A descoberta ocorreu em novembro de 2024, na zona rural de Tabuleiro do Norte, município localizado próximo à divisa com o Rio Grande do Norte e à Bacia Potiguar, uma das principais áreas produtoras de petróleo em terra do país. Inicialmente, a família procurou auxílio do Instituto Federal do Ceará (IFCE), que realizou análises preliminares e encaminhou amostras para a Universidade Federal Rural do Semiárido (Ufersa), em Mossoró.

Somente após os testes indicarem características compatíveis com petróleo, a família foi orientada a procurar a ANP. O contato com a agência ocorreu em julho de 2025, mas a resposta veio apenas em fevereiro de 2026. Técnicos visitaram a propriedade em março e recolheram amostras para análise oficial. O resultado, divulgado em maio deste ano, confirmou a presença de petróleo cru.
Descoberta de Petróleo não garante exploração nem propriedade sobre o recurso
Apesar da confirmação, a descoberta não significa que haverá exploração comercial da área. A ANP informou que iniciará estudos para avaliar o tamanho da reserva, a qualidade do petróleo e a viabilidade econômica de uma eventual operação. Não há prazo definido para a conclusão dessa etapa.
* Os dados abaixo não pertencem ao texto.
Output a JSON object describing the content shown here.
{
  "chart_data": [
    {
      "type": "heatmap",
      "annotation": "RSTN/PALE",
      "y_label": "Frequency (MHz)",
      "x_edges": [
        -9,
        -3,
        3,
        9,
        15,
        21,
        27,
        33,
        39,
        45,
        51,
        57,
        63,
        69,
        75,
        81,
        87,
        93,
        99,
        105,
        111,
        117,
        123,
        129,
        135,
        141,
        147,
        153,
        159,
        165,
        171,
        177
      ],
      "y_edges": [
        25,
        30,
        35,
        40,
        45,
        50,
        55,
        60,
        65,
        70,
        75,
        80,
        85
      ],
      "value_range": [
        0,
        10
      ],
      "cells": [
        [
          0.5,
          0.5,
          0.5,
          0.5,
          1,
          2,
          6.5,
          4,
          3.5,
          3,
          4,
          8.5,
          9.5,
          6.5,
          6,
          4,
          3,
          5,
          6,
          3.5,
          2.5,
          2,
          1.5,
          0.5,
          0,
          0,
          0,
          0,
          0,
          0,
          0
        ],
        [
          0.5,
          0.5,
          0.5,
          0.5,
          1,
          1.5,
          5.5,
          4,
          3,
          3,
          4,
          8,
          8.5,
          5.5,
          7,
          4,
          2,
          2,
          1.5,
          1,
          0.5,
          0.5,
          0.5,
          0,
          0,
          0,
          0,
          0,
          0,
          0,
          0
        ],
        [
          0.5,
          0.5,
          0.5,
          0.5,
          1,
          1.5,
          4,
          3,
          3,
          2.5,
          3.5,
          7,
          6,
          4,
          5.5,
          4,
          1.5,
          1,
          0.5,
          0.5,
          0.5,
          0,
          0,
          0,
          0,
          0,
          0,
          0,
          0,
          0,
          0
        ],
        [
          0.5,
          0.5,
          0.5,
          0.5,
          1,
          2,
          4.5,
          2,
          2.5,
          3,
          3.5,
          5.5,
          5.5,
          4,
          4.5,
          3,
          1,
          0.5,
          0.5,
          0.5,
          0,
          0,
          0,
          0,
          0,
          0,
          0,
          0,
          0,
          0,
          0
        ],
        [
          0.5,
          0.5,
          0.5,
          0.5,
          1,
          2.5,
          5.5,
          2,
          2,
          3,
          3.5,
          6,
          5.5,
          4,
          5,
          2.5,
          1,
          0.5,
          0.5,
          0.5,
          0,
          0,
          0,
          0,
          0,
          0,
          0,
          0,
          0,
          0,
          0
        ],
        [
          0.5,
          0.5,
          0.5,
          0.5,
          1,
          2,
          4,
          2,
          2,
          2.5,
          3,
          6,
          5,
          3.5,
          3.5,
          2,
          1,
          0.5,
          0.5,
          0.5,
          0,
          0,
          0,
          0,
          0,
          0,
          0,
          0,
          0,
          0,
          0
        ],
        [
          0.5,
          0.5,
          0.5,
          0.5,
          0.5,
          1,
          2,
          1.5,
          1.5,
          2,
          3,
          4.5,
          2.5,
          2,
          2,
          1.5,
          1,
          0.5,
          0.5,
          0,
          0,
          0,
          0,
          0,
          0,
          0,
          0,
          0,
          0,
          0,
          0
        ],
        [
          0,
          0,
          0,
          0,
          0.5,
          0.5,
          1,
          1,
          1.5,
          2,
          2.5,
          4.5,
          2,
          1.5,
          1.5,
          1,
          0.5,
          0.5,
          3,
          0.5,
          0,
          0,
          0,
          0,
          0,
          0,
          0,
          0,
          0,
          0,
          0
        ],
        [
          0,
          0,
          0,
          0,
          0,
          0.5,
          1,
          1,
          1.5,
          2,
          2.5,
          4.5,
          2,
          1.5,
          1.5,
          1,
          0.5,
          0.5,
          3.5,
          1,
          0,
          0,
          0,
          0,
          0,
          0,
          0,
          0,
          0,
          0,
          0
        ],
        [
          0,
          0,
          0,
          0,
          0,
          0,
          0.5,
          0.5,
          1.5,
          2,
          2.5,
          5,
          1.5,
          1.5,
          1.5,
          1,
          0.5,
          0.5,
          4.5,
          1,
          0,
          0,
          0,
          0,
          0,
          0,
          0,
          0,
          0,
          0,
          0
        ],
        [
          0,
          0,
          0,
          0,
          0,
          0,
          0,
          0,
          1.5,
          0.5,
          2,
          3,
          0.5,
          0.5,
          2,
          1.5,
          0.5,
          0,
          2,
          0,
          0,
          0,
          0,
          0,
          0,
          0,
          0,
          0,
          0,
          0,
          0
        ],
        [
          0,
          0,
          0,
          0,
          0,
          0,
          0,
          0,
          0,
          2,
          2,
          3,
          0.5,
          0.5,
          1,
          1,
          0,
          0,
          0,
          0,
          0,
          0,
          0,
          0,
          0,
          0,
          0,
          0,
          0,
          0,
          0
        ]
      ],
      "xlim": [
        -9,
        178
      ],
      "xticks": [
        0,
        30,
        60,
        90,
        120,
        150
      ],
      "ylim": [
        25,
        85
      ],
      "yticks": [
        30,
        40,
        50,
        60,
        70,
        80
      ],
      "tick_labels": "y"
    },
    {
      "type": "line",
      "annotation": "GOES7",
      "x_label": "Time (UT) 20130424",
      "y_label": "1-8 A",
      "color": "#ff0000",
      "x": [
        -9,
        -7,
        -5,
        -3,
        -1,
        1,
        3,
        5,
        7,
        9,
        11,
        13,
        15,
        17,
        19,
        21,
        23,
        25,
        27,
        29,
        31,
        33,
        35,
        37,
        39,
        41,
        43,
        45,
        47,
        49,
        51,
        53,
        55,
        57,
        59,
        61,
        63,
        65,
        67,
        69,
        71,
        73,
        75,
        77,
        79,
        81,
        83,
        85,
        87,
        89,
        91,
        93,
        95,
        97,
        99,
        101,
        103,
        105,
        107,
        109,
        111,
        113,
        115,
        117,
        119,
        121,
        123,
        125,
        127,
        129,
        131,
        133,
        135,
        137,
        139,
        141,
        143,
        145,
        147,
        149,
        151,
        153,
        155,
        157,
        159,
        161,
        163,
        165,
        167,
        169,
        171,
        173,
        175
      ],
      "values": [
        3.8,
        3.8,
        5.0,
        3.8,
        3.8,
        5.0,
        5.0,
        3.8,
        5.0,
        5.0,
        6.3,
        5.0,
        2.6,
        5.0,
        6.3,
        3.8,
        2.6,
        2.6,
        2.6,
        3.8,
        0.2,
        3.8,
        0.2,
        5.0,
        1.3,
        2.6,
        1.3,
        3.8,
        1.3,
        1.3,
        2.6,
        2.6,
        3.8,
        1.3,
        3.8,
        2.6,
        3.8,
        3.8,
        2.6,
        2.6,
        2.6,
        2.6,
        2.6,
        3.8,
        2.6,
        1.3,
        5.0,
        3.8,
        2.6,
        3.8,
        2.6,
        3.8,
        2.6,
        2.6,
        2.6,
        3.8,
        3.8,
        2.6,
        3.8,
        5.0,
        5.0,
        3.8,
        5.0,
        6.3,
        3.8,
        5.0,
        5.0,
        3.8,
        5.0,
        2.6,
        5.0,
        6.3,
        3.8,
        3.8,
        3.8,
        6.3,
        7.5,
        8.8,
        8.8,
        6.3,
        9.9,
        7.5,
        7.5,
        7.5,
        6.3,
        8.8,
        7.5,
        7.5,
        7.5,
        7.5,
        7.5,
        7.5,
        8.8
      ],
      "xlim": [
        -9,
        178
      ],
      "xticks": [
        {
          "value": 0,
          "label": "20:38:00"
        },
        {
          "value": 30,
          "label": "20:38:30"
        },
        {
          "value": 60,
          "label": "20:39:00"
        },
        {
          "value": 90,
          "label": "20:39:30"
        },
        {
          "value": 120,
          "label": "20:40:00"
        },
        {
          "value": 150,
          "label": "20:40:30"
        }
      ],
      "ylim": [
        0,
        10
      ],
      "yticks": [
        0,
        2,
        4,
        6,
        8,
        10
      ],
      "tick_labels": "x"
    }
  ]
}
Mesmo encontrado dentro da propriedade, o petróleo não pertence ao agricultor. Pela Constituição Federal, os recursos minerais do subsolo são de propriedade da União. Caso a área seja considerada viável para exploração e uma operação venha a ser implantada no futuro, o proprietário poderá receber compensações financeiras previstas na legislação.
Especialistas destacam que o processo pode levar anos. Após a confirmação de uma jazida, são necessários estudos geológicos, avaliações ambientais, definição de blocos de exploração e eventual realização de leilões para empresas interessadas. Em muitos casos, áreas identificadas sequer chegam a ser exploradas por falta de viabilidade econômica.
Enquanto aguarda os próximos passos da ANP, a família de Sidrônio segue sem qualquer retorno financeiro pela descoberta. Segundo parentes, até agora o achado gerou apenas custos e expectativas sobre um processo que ainda depende de uma longa análise técnica e da decisão de futuros investidores.